The undetermined integration constants C1, C2, ... are extracted
from the free symbols of the ODE solution, excluding symbols in
the known_params list.
"""
free_params = sol.free_symbols - set(known_params)
eqs = [(sol.lhs.diff(x, n) - sol.rhs.diff(x, n)).subs(x, 0).subs(ics)
for n in range(len(ics))]
sol_params = sympy.solve(eqs, free_params)
return sol.subs(sol_params)
K = sympy.Symbol('K', positive = True)
xi = sympy.Symbol('xi',real = True)
phi = sympy.Function('phi')
ode = sympy.Eq( phi(xi).diff(xi, 2), (xi**2-K)*phi(xi))

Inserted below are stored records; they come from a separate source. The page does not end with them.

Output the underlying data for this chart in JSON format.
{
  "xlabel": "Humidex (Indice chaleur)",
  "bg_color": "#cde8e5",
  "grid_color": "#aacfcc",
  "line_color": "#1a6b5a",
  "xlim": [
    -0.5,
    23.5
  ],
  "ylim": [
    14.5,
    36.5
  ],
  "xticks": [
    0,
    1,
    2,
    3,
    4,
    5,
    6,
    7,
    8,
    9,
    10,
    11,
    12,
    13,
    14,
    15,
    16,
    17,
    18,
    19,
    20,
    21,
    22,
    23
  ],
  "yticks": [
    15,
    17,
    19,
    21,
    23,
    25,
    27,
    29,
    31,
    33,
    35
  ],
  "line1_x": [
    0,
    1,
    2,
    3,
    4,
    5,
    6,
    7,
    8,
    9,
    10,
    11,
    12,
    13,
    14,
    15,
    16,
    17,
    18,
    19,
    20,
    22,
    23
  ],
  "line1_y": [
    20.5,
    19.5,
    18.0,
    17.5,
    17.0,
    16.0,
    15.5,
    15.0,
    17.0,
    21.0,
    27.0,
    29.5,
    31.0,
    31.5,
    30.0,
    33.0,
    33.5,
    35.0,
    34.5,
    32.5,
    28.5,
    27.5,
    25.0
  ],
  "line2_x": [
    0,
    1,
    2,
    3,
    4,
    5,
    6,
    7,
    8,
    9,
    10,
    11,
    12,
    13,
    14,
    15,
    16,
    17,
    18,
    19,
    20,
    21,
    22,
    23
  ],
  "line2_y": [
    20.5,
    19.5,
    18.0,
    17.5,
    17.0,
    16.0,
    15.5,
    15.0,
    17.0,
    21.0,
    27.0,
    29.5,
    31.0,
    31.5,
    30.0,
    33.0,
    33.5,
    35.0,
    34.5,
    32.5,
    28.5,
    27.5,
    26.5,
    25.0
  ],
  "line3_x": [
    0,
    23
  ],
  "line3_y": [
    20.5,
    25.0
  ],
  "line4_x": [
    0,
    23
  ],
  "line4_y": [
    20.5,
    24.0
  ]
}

ode_sol = sympy.dsolve(ode)
ics = { phi(0):1, phi(xi).diff(xi).subs(xi,0): 0}
phi_xi_sol = apply_ics(ode_sol, ics, xi, [K])
Where ode_sol is the solution, phi_xi_sol is the solution after initial conditions are applied.
Since r() is undefined in NumPy I can't evaluate the results by
for g in [0.9, 0.95, 1, 1.05, 1.2]:
phi_xi = sympy.lambdify(xi, phi_xi_sol.rhs.subs({K:g}), 'numpy')
Does anyone know what this function r() mean and how should I deal with it?
As visible in the form of the result, the solver falls back to a power series solution (instead of searching the solution in terms of parabolic cylinder functions as WolframAlpha does).
So let's set phi(xi)=sum a[k]*xi^k leading to the coefficient equations (using a[k]=0 for k<0)
(k+2)(k+1)a[k+2] = -K*a[k] + a[k-2]
a[0] = C2
a[1] = C1
a[2] = -K/2*C2
a[3] = -K/6*C1
a[4] = (K^2/2 + 1)/12*C2
a[5] = (K^2/6 + 1)/20*C1
Inserting that the the power series solution should have been
C2*(1-K/2*xi**2+(K**2/24+1/12)*xi**4) + C1*xi*(1-K/6*xi**2+(K/120+1/20)*xi**4) + O(xi**6)
Comparing with the sympy solution, all terms containing both C1 and K are missing, especially the missing degree 3 term is not explainable. It seems that the solution process was prematurely ended, or some equation transformation was not correctly reversed.
Please note that the ODE solver routines in sympy are experimental and rudimentary. Also, the power series solution gives only valid information for small values of xi, there is no way to derive any exact value for the limit at +oo.